Public Shared Function FromParetoCurve( _
        ByVal weights As ICollection(Of Decimal), _
        ByVal minSize As Decimal, ByVal maxSize As Decimal) _
        As ICollection(Of Decimal)
    'Convert each weight to its log value.
    Const BASE As Double = Math.E
    Dim logweights As New List(Of Decimal)
    For Each w As Decimal In weights
        logweights.Add(CDec(Math.Log(w, BASE)))
    Next
    'First, find the min and max weight.
    Dim min As Decimal = Decimal.MaxValue
    Dim max As Decimal = Decimal.MinValue
    For Each w As Decimal In logweights
        If w < min Then min = w
        If w > max Then max = w
    Next
    'Now calculate the slope of a straight line, from min to max.
    Dim slope As Double
    If max > min Then
        slope = (maxSize - minSize) / (max - min)
    End If
    'Get the value in the middle between minSize and maxSize.
    Dim middle As Double = (minSize + maxSize) / 2
    'Calculate the result for each of the weights.
    Dim output As New List(Of Decimal)
    For Each w As Decimal In logweights
        If (max <= min) Then
            'With max=min all tags have the same weight.
            output.Add(CDec(middle))
        Else
            'Calculate the distance from the minimum for this weight.
            Dim distance As Double = w - min

            'Calculate the position on the slope for this distance.
            Dim result As Double = CDec(slope * distance + minSize)
            'If the tag turned out too small, set minSize.
            If result < minSize Then result = minSize
            'If the tag turned out too big, set maxSize.
            If result > maxSize Then result = maxSize
            output.Add(CDec(result))
        End If
    Next
    Return output
End Function

Listing Three

Presentation

For determining font sizes, I encountered four techniques (Listing Four).
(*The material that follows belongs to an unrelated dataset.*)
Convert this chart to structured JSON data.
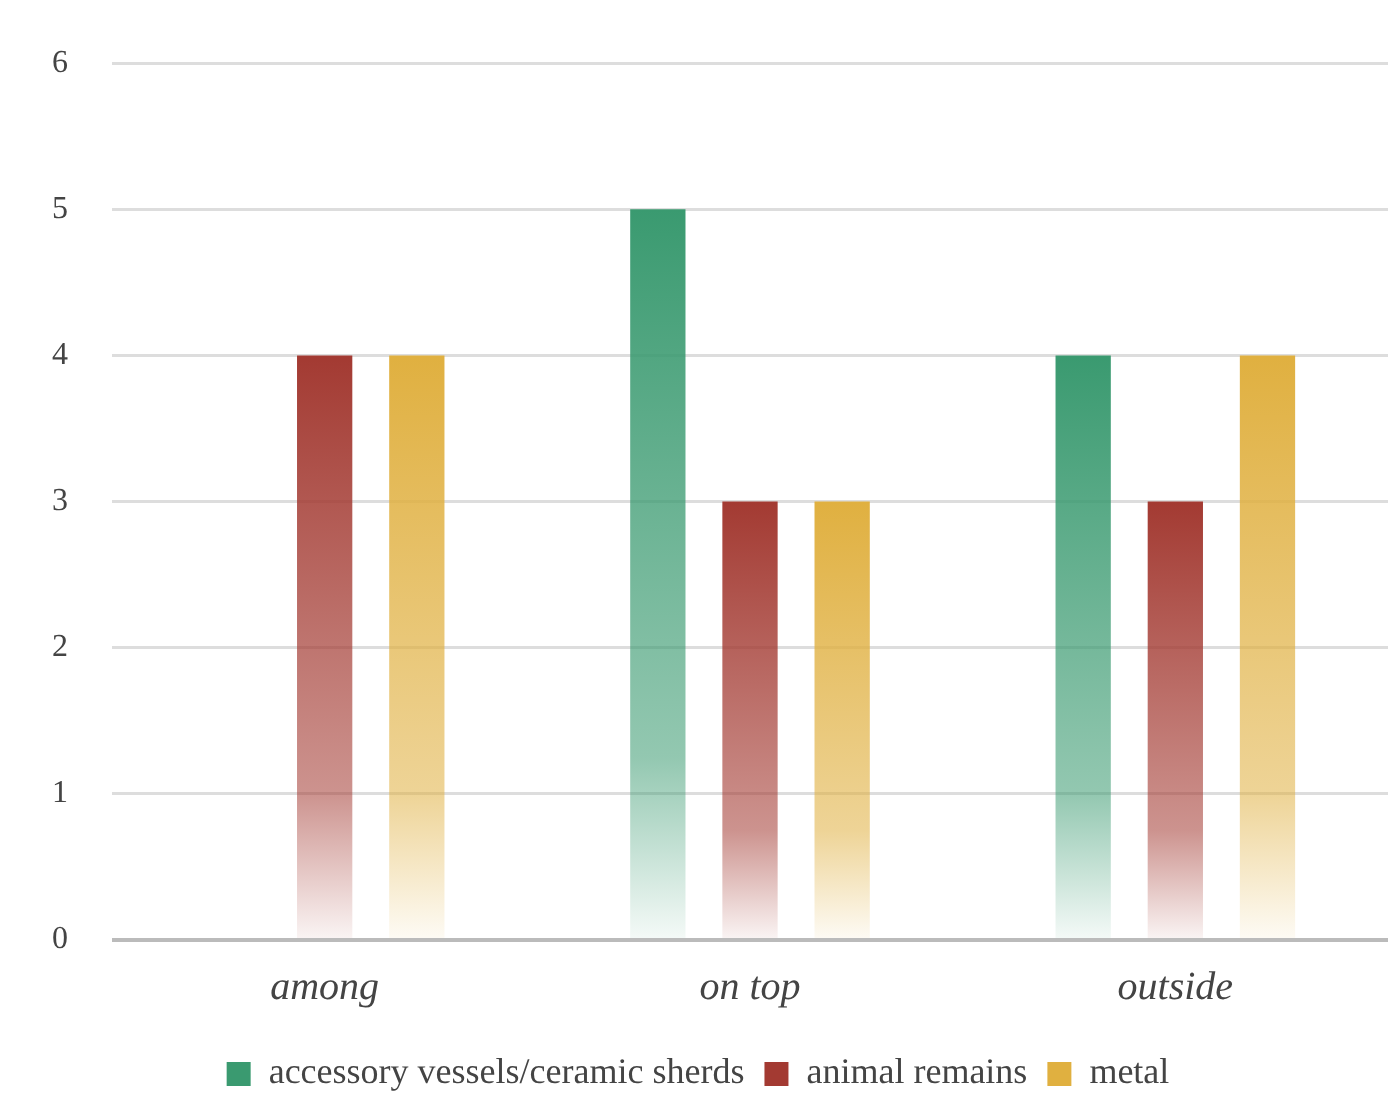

You can see that both absolute (url1) and relative (url2) font sizes are used. You can also translate the weights to CSS class names (url3) or to multiple instances of sizing tags (url4). Undoubtedly, you will think of more alternatives that you would want to support with your code.

I don't address here how you create UI controls or bind HTML tags to data. I assume you can take the ideas from my examples and turn them into working code. Just remember that front-end developers are at least as stubborn as other software engineers. If you decide to create your own UI control, try to facilitate your front-end colleagues by making your HTML generator compatible with several of the techniques mentioned. This also applies to the context in which hyperlinks are placed. Some solutions use HTML for enumerating the text tags; others use spaces to separate them from each other. A UI designer might want other properties of the hyperlinks (such as the intensity of the color) to vary with the weight of the tags. A good UI control will not stand in the way of any creative ideas!

One last bit of advice: Consider that any spaces in tags (like in names of authors) can be replaced by ; while rendering the HTML. This saves front-end developers the effort of taking measures against undesirable wrapping of the tags.

Dim url1 As String = "<a href='{0}' style='font-size:{1}px;'>{2}</a>"
Dim url2 As String = "<a href='{0}' style='font-size:{1}em;'>{2}</a>"
Dim url3 As String = "<a href='{0}' class='class{1}'>{2}</a>"
Dim url4 As String = "<em>...<em><a href='{0}'>{2}</a></em>...</em>"

Listing Four

Conclusion

To sum up, there are different types of data that can serve as data sources for tag clouds and you can apply different algorithms to distribute font sizes more evenly among tag clouds. Using this information, you can build a generic solution in your own favorite environment that is applicable in many different situations. Hopefully, I will encounter some of your results the next time I am searching for good solutions.